È
la bellezza del calcio: è una materia opinabile. Tutti ne possono
discutere, è una comunità autenticamente democratica. E sovente le
ragioni si confondono con gli alibi. L'Inter, nella semifinale
d'andata della Champions, ha battuto nettamente il Milan, soprattutto
sul piano del gioco. Ha dato la sensazione di essere una squadra
compatta, che aveva un preciso piano tattico e consapevolezza dei
propri mezzi. I padroni di casa, causa anche gli infortuni, hanno
improvvisato, sono andati alla ricerca dell'episodio. E tuttavia la
spiegazione del risultato può avvenire attraverso un paradosso
basato su: di un'opinione per i rossoneri; un fatto per
i nerazzurri.
Sostiene
Pioli che fino al settimo minuto gli avversari non erano riusciti a
entrare nella loro area, meglio l'Inter nel primo tempo, ripresa a
favore del Milan, ha ritenuto l'arbitro non all'altezza poiché ha
usato “due pesi e due misure”. Ma l'opinione corrente
dell'ambiente rossonero è che: si è perso perché mancava Leao.
Troppo importante e decisiva l'assenza del giovanotto, 23 anni,
portoghese. È considerato uno dei migliori calciatori al mondo.

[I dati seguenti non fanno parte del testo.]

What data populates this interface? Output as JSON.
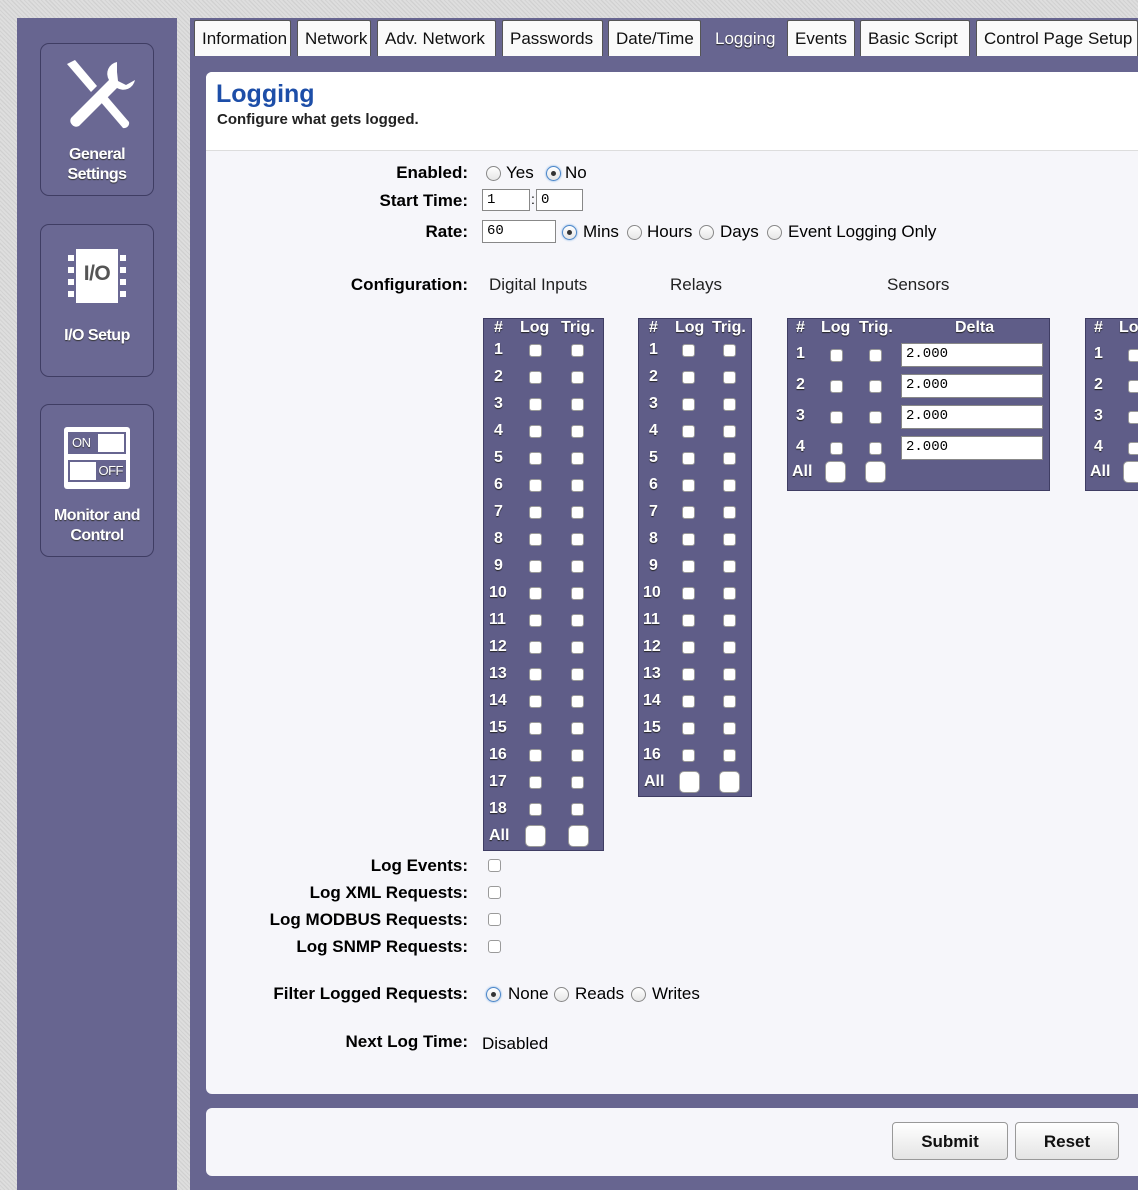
{
  "sidebar": {
    "items": [
      {
        "label_line1": "General",
        "label_line2": "Settings",
        "icon": "wrench-screwdriver-icon"
      },
      {
        "label": "I/O Setup",
        "icon": "io-chip-icon",
        "icon_text": "I/O"
      },
      {
        "label_line1": "Monitor and",
        "label_line2": "Control",
        "icon": "on-off-switch-icon",
        "on_text": "ON",
        "off_text": "OFF"
      }
    ]
  },
  "tabs": [
    "Information",
    "Network",
    "Adv. Network",
    "Passwords",
    "Date/Time",
    "Logging",
    "Events",
    "Basic Script",
    "Control Page Setup"
  ],
  "active_tab": "Logging",
  "page": {
    "title": "Logging",
    "subtitle": "Configure what gets logged."
  },
  "form": {
    "enabled_label": "Enabled:",
    "enabled_yes": "Yes",
    "enabled_no": "No",
    "enabled_value": "No",
    "start_time_label": "Start Time:",
    "start_hour": "1",
    "start_sep": ":",
    "start_min": "0",
    "rate_label": "Rate:",
    "rate_value": "60",
    "rate_options": [
      "Mins",
      "Hours",
      "Days",
      "Event Logging Only"
    ],
    "rate_selected": "Mins",
    "configuration_label": "Configuration:",
    "log_events_label": "Log Events:",
    "log_xml_label": "Log XML Requests:",
    "log_modbus_label": "Log MODBUS Requests:",
    "log_snmp_label": "Log SNMP Requests:",
    "filter_label": "Filter Logged Requests:",
    "filter_options": [
      "None",
      "Reads",
      "Writes"
    ],
    "filter_selected": "None",
    "next_log_label": "Next Log Time:",
    "next_log_value": "Disabled"
  },
  "digital_inputs": {
    "heading": "Digital Inputs",
    "col_num": "#",
    "col_log": "Log",
    "col_trig": "Trig.",
    "rows": [
      "1",
      "2",
      "3",
      "4",
      "5",
      "6",
      "7",
      "8",
      "9",
      "10",
      "11",
      "12",
      "13",
      "14",
      "15",
      "16",
      "17",
      "18"
    ],
    "all_label": "All"
  },
  "relays": {
    "heading": "Relays",
    "col_num": "#",
    "col_log": "Log",
    "col_trig": "Trig.",
    "rows": [
      "1",
      "2",
      "3",
      "4",
      "5",
      "6",
      "7",
      "8",
      "9",
      "10",
      "11",
      "12",
      "13",
      "14",
      "15",
      "16"
    ],
    "all_label": "All"
  },
  "sensors": {
    "heading": "Sensors",
    "col_num": "#",
    "col_log": "Log",
    "col_trig": "Trig.",
    "col_delta": "Delta",
    "rows": [
      {
        "num": "1",
        "delta": "2.000"
      },
      {
        "num": "2",
        "delta": "2.000"
      },
      {
        "num": "3",
        "delta": "2.000"
      },
      {
        "num": "4",
        "delta": "2.000"
      }
    ],
    "all_label": "All"
  },
  "fourth_table": {
    "col_num": "#",
    "col_log": "Lo",
    "rows": [
      "1",
      "2",
      "3",
      "4"
    ],
    "all_label": "All"
  },
  "buttons": {
    "submit": "Submit",
    "reset": "Reset"
  },
  "colors": {
    "frame": "#676590",
    "title": "#1d4ea8",
    "table": "#5f5d88"
  }
}
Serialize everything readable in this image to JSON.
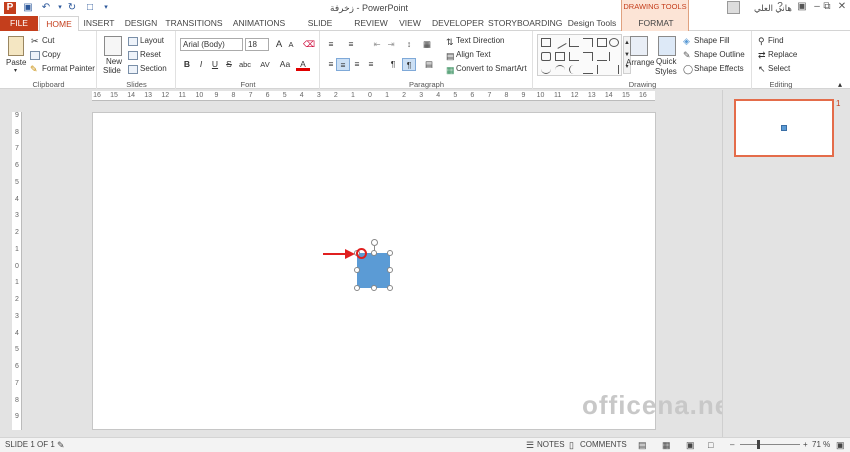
{
  "window": {
    "title": "زخرفة - PowerPoint"
  },
  "tabs": [
    "FILE",
    "HOME",
    "INSERT",
    "DESIGN",
    "TRANSITIONS",
    "ANIMATIONS",
    "SLIDE SHOW",
    "REVIEW",
    "VIEW",
    "DEVELOPER",
    "STORYBOARDING",
    "Design Tools",
    "FORMAT"
  ],
  "drawing_tools_label": "DRAWING TOOLS",
  "user": "هاني العلي",
  "clipboard": {
    "paste": "Paste",
    "cut": "Cut",
    "copy": "Copy",
    "format_painter": "Format Painter",
    "label": "Clipboard"
  },
  "slides": {
    "new_slide": "New",
    "new_slide2": "Slide",
    "layout": "Layout",
    "reset": "Reset",
    "section": "Section",
    "label": "Slides"
  },
  "font": {
    "name": "Arial (Body)",
    "size": "18",
    "bold": "B",
    "italic": "I",
    "underline": "U",
    "strike": "S",
    "shadow": "abc",
    "spacing": "AV",
    "case": "Aa",
    "color_letter": "A",
    "label": "Font",
    "grow": "A",
    "shrink": "A"
  },
  "paragraph": {
    "text_direction": "Text Direction",
    "align_text": "Align Text",
    "smartart": "Convert to SmartArt",
    "label": "Paragraph"
  },
  "drawing": {
    "arrange": "Arrange",
    "quick": "Quick",
    "styles": "Styles",
    "shape_fill": "Shape Fill",
    "shape_outline": "Shape Outline",
    "shape_effects": "Shape Effects",
    "label": "Drawing"
  },
  "editing": {
    "find": "Find",
    "replace": "Replace",
    "select": "Select",
    "label": "Editing"
  },
  "ruler": {
    "h": [
      "16",
      "15",
      "14",
      "13",
      "12",
      "11",
      "10",
      "9",
      "8",
      "7",
      "6",
      "5",
      "4",
      "3",
      "2",
      "1",
      "0",
      "1",
      "2",
      "3",
      "4",
      "5",
      "6",
      "7",
      "8",
      "9",
      "10",
      "11",
      "12",
      "13",
      "14",
      "15",
      "16"
    ],
    "v": [
      "9",
      "8",
      "7",
      "6",
      "5",
      "4",
      "3",
      "2",
      "1",
      "0",
      "1",
      "2",
      "3",
      "4",
      "5",
      "6",
      "7",
      "8",
      "9"
    ]
  },
  "thumb_number": "1",
  "watermark": "officena.net",
  "status": {
    "slide": "SLIDE 1 OF 1",
    "notes": "NOTES",
    "comments": "COMMENTS",
    "zoom": "71 %"
  },
  "colors": {
    "accent": "#c43e1c",
    "shape": "#5b9bd5",
    "arrow": "#e02020"
  }
}
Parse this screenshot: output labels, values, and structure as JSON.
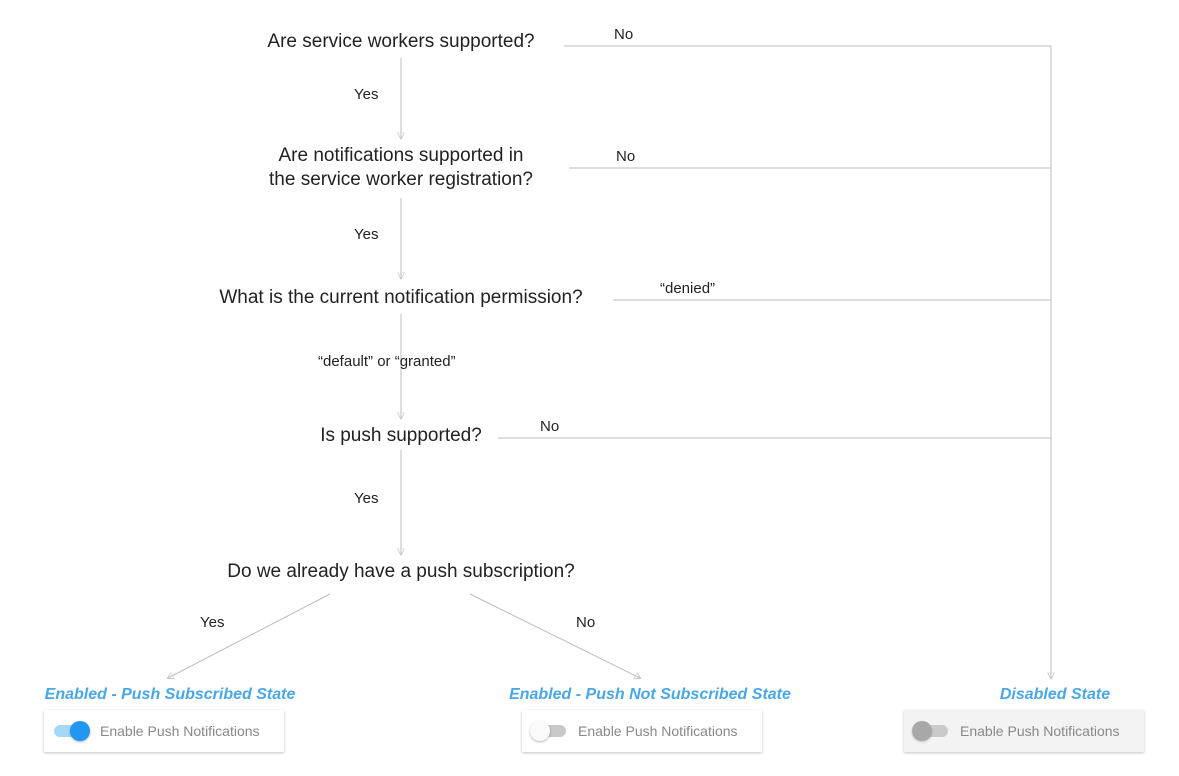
{
  "nodes": {
    "q1": "Are service workers supported?",
    "q2": "Are notifications supported in\nthe service worker registration?",
    "q3": "What is the current notification permission?",
    "q4": "Is push supported?",
    "q5": "Do we already have a push subscription?"
  },
  "edges": {
    "q1_yes": "Yes",
    "q1_no": "No",
    "q2_yes": "Yes",
    "q2_no": "No",
    "q3_pass": "“default” or “granted”",
    "q3_denied": "“denied”",
    "q4_yes": "Yes",
    "q4_no": "No",
    "q5_yes": "Yes",
    "q5_no": "No"
  },
  "states": {
    "subscribed": {
      "title": "Enabled - Push Subscribed State",
      "toggle_label": "Enable Push Notifications",
      "toggle": "on"
    },
    "not_subscribed": {
      "title": "Enabled - Push Not Subscribed State",
      "toggle_label": "Enable Push Notifications",
      "toggle": "off"
    },
    "disabled": {
      "title": "Disabled State",
      "toggle_label": "Enable Push Notifications",
      "toggle": "disabled"
    }
  },
  "colors": {
    "accent": "#4aa7e6",
    "line": "#bdbdbd",
    "toggle_on": "#2196f3",
    "toggle_on_track": "#a3d8f7",
    "toggle_off_track": "#c8c8c8",
    "toggle_disabled_knob": "#a8a8a8"
  }
}
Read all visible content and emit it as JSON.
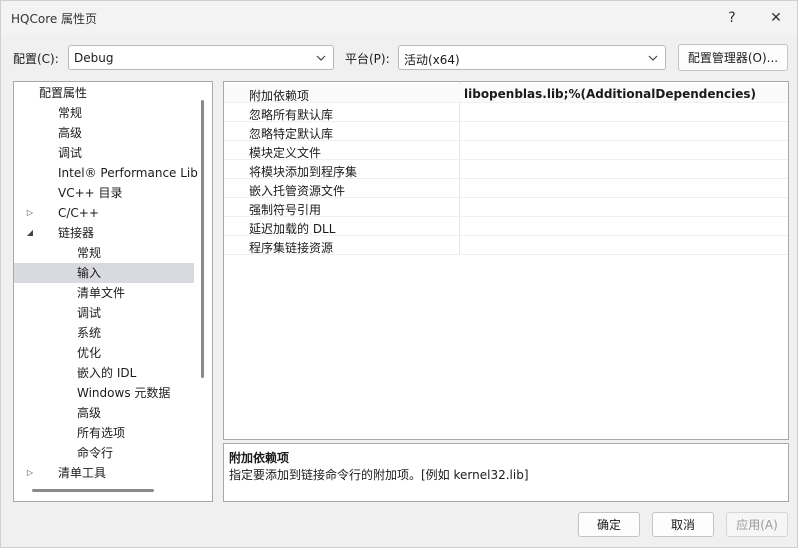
{
  "window": {
    "title": "HQCore 属性页"
  },
  "titlebar": {
    "help_glyph": "?",
    "close_glyph": "✕"
  },
  "config": {
    "label": "配置(C):",
    "value": "Debug",
    "platform_label": "平台(P):",
    "platform_value": "活动(x64)",
    "manager_button": "配置管理器(O)..."
  },
  "tree": {
    "items": [
      {
        "label": "配置属性",
        "expander": "◢"
      },
      {
        "label": "常规"
      },
      {
        "label": "高级"
      },
      {
        "label": "调试"
      },
      {
        "label": "Intel® Performance Lib"
      },
      {
        "label": "VC++ 目录"
      },
      {
        "label": "C/C++",
        "expander": "▷"
      },
      {
        "label": "链接器",
        "expander": "◢"
      },
      {
        "label": "常规"
      },
      {
        "label": "输入"
      },
      {
        "label": "清单文件"
      },
      {
        "label": "调试"
      },
      {
        "label": "系统"
      },
      {
        "label": "优化"
      },
      {
        "label": "嵌入的 IDL"
      },
      {
        "label": "Windows 元数据"
      },
      {
        "label": "高级"
      },
      {
        "label": "所有选项"
      },
      {
        "label": "命令行"
      },
      {
        "label": "清单工具",
        "expander": "▷"
      }
    ],
    "selected_index": 9
  },
  "properties": [
    {
      "name": "附加依赖项",
      "value": "libopenblas.lib;%(AdditionalDependencies)"
    },
    {
      "name": "忽略所有默认库",
      "value": ""
    },
    {
      "name": "忽略特定默认库",
      "value": ""
    },
    {
      "name": "模块定义文件",
      "value": ""
    },
    {
      "name": "将模块添加到程序集",
      "value": ""
    },
    {
      "name": "嵌入托管资源文件",
      "value": ""
    },
    {
      "name": "强制符号引用",
      "value": ""
    },
    {
      "name": "延迟加载的 DLL",
      "value": ""
    },
    {
      "name": "程序集链接资源",
      "value": ""
    }
  ],
  "description": {
    "title": "附加依赖项",
    "text": "指定要添加到链接命令行的附加项。[例如 kernel32.lib]"
  },
  "buttons": {
    "ok": "确定",
    "cancel": "取消",
    "apply": "应用(A)"
  }
}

Capace di decidere una partita. Talento unico: spacca l'inerzia degli
incontri con tecnica e velocità. Timida e impalpabile la prova dei
suoi due coetanei Tonali e Brahim Diaz. E al ritorno tutto è
possibile, c'è ancora speranza, qualora l'attaccante riuscisse a
recuperare.
L'interismo
non ci crede ancora. Aspetta circospetto. Il fatto è che i
protagonisti della semifinale sono stati due atleti navigati ed
esperti: Dzeko che ha 37 anni e Mkhitaryan di 34 anni. Sono figli
dell'austerità imposta dai cinesi all'Inter. È il mercato dei
parametri zero di Marotta e Ausilio. Il bosniaco parte sovente
titolare, è Lukaku che deve subentrare e giostrare per una trentina
di minuti. L'armeno è insostituibile, sono ora Brozovic, ora
Calhanoglu a dover scaldare la panchina. Ebbene sì: Pioli ha bisogno
della gioventù, Inzaghi si affida all'esperienza.